Case Study: TransUnion demonstrates the value of frequent data in the unsecured lending market

Financial services organisations, particularly those operating in the unsecured lending space such as furniture retailers, often target high-risk populations. This has the potential to deliver large rewards, but it can also result in significant levels of impairments. When the credit underwriter for one of the largest furniture retailers in South Africa, with nearly 1000 branches nationwide, was looking to cut costs, the first area they identified was the frequency of the data received from their credit bureau partner TransUnion.

However, by identifying and highlighting the dramatic losses the underwriter would suffer should this action be taken, TransUnion effectively demonstrated the enormous value of frequent, up-to-date data around credit and lending transactions. This resulted in the credit underwriter maintaining the monthly data received, ensuring responsible account management and maintaining optimal levels of risk within the portfolio.

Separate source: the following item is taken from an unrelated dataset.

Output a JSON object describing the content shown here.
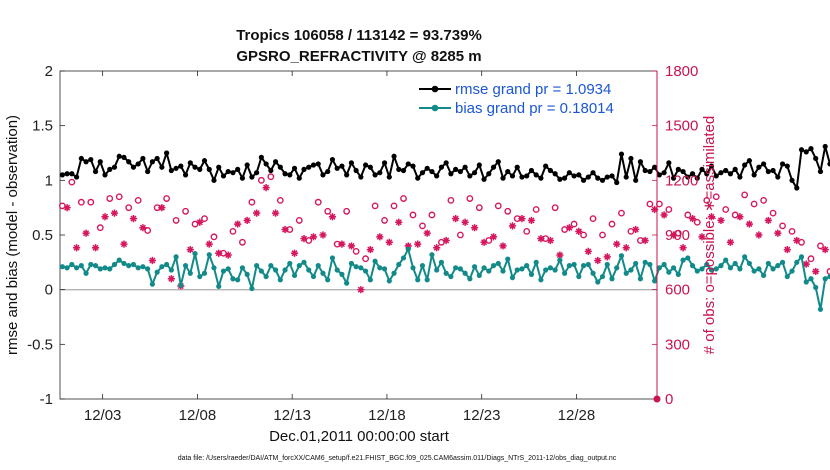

At the end of the 2013-2014 financial year, the underwriter’s financial statements were under pressure and cost-saving initiatives were examined to ameliorate this performance. As part of an effort to cut costs, the financial service provider examined the possibility of reducing their monthly TransUnion account management data solution to a quarterly run, thereby saving around R3.2 million per annum.

However, the cost-reward matrix for such data is not as simple as reducing frequency to save money. After conducting a thorough impact analysis of the consequences of downgrading to quarterly batch data, TransUnion calculated that the underwriter, far from benefiting from reduced costs, would actually suffer a potential loss in revenue and increased impairments of R100 million per quarter, a total of R400 million annually.

According to Matthys Swanepoel, senior director of business development at TransUnion, credit data can be extremely beneficial to financial services companies.

“With high-risk consumers, there is enormous value to be derived from bureau and transactional data and the potential losses that the underwriter would suffer as a result far outweigh the immediate cost saving benefits,” said Swanepoel. “The credit bureau information provided by TransUnion is used by the financial services provider to determine what products to market to existing consumers, whether or not to extend further credit or decline credit and so on, based on reliable, up-to-date information on consumer credit health and recent payment behaviour. In today’s world this information changes so fast that using quarterly data is detrimental – the information is outdated, increasing risk and causing significant loss.”

During TransUnion’s impact analysis, it was identified that the financial services provider delivers R1.1 billion worth of new credit facilities per quarter. Without up-to-date credit bureau data, the company was at risk of declining applicants that could have proved to be profitable and of increasing bad debt as a result of approving applications that should have been declined. This would have resulted in the aforementioned loss in revenue and increased impairments of R100 million per quarter, close to 10% of new credit facilities, achieving exactly the opposite of the goal of cost saving.

“Ten years ago, best practice dictated that quarterly data runs were sufficient. However, during this time, impairments represented just 10-12% of personal and microloans. This figure today sits closer to 40%, meaning that almost half of all consumers granted credit will be unable to service their debt. People are overextended and with job losses, economic instability, increase in tax burden and other macro-environment trends, this is a highly volatile market,” Swanepoel explained.

“The underlying bureau data that drives our account management scores and strategies can change so dramatically even over a month that some of our clients are even beginning to request daily information. While the margins are good in the unsecured lending market, financial services providers need to be savvy about lending money. This in turn requires up-to-date, sound data on consumer credit behaviour,” he added.

When presented with the impact analysis, however, the executive team took an immediate decision to maintain monthly data runs.

“Having more frequent data available allows financial services providers to gain a holistic insight into specific consumers, including indicators that the consumer is distressed or likely to default on payments. Ensuring the most up-to-date view of consumers is essential for smart decision-making ability and in light of increasing regulation, is also important for compliance with changes in legislation such as the amendments to the National Credit Act (NCA),” Swanepoel concluded.